Very well said. Think about this concept? We have a gallon of paint, we add half a gallon of primer? What happens. The paint appears blotchy after curing and the surface is very tacky to touch. Paint has the function of protection and appearance, primer is designed to block stains, act as a tie coat between coats, reinforce minimized or questionable surfaces. But wait, DIY and Homeowners need a label where they can get away with one coat and claim the surface was primed and finished. They just eliminated an entire step in the painting process and claim it is valuable because they said so. Sell a lot more paint to lazy individuals and slick contractors who can minimize the labor and material cost of painting. Who wins??? No one.

I did the experiment back in the 1990's, one coat of a premium paint versus 2 coats of the cheapest paint, Just guess who won. Moisture, sunlight and dirt accumulation always overcome the quality of the coating. I have inspected complaints on residences for over 30 years, High moisture designed with trees adding to the dirt accumulation leads to a miserable appearance with the paint job. Stretch the top coat to a covert rate of over 800 square feet per gallon with a .310 tip and the end user has a 2 year life span on his paint job. $5000 versus 2800? Whats the difference.

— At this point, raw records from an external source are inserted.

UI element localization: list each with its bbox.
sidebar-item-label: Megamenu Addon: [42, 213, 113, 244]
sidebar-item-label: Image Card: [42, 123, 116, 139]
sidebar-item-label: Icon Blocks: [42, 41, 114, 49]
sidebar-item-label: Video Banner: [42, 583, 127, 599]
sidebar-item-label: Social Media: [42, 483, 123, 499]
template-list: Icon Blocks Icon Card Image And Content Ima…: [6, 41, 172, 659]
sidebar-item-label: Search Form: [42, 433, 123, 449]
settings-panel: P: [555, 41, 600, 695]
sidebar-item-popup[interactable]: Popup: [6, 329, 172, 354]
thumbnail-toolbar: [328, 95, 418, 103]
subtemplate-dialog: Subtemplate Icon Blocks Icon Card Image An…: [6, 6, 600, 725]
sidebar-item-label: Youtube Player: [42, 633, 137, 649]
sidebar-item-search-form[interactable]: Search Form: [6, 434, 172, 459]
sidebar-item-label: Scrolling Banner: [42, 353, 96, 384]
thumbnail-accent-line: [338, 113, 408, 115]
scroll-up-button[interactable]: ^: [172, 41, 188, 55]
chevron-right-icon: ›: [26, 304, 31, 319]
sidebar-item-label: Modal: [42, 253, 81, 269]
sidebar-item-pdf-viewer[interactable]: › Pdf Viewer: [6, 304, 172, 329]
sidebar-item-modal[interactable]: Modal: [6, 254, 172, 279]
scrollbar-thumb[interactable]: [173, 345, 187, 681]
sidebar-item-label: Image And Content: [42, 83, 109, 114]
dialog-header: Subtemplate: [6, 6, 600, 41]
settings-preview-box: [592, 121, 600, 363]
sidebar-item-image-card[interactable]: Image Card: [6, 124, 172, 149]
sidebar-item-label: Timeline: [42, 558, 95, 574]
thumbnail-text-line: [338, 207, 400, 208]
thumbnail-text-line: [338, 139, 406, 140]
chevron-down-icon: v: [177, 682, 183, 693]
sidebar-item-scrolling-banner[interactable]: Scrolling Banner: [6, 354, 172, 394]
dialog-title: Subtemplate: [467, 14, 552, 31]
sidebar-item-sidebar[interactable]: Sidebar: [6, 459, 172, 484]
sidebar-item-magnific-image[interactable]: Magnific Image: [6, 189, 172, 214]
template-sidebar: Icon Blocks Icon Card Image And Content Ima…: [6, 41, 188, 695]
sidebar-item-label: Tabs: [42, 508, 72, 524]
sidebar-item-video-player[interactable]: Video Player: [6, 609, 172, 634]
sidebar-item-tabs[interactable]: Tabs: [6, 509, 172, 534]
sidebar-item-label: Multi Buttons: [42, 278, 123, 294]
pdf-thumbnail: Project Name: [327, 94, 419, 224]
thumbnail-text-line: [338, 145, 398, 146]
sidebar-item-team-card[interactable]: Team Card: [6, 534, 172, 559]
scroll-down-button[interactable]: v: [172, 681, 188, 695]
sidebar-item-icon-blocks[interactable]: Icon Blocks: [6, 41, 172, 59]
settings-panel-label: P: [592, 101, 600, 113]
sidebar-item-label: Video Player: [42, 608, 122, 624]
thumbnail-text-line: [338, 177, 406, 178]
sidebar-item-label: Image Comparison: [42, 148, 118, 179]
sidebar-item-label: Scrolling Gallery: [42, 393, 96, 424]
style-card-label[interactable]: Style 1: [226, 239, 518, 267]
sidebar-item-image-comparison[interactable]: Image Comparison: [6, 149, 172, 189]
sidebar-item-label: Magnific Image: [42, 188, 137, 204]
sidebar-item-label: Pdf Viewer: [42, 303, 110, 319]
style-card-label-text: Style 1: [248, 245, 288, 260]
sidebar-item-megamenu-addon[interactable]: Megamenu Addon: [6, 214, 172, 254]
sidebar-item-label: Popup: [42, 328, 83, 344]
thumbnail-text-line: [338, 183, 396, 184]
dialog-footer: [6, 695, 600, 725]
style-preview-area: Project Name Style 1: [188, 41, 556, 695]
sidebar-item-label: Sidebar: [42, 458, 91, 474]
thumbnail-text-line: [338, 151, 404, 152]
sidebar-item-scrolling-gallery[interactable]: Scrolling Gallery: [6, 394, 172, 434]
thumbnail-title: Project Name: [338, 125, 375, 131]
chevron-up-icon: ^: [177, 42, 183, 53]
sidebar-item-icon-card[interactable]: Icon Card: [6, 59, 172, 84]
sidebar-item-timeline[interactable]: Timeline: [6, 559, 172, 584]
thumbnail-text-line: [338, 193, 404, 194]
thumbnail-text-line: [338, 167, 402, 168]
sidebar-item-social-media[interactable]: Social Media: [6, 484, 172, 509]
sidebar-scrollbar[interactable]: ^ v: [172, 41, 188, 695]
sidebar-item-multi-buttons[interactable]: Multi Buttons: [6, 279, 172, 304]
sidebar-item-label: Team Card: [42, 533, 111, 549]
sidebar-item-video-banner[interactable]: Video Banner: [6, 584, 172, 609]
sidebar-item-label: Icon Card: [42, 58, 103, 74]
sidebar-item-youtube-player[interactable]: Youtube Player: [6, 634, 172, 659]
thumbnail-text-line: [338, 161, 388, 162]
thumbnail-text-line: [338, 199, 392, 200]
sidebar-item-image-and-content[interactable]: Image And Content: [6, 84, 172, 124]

In the 1970's and early 80's I quit my paint career to work for a company called General Motors. I'm sure few of you remember the paint jobs on a chevy where the quarter panels were peeling after 2 or 3 years. My Step Dad drove a Mercedes and Volkswagons. They received 30 or 40 coats of paint. Whose paint endured the test of time? Look at a late model vehicle nowadays. Some manufacturers look brand new after 5 or 6 years, the other need a complete repaint. Mil build is absolutely necessary or essential to a long paint life. At least the major consideration. Because a manufacturer puts claims and implied warranties on their products doesn't make it so. 25 and 50 year warranties have been printed on tubes of caulk for over 40 years. I have yet to see a claim paid on caulk failure?? Let me know if you have?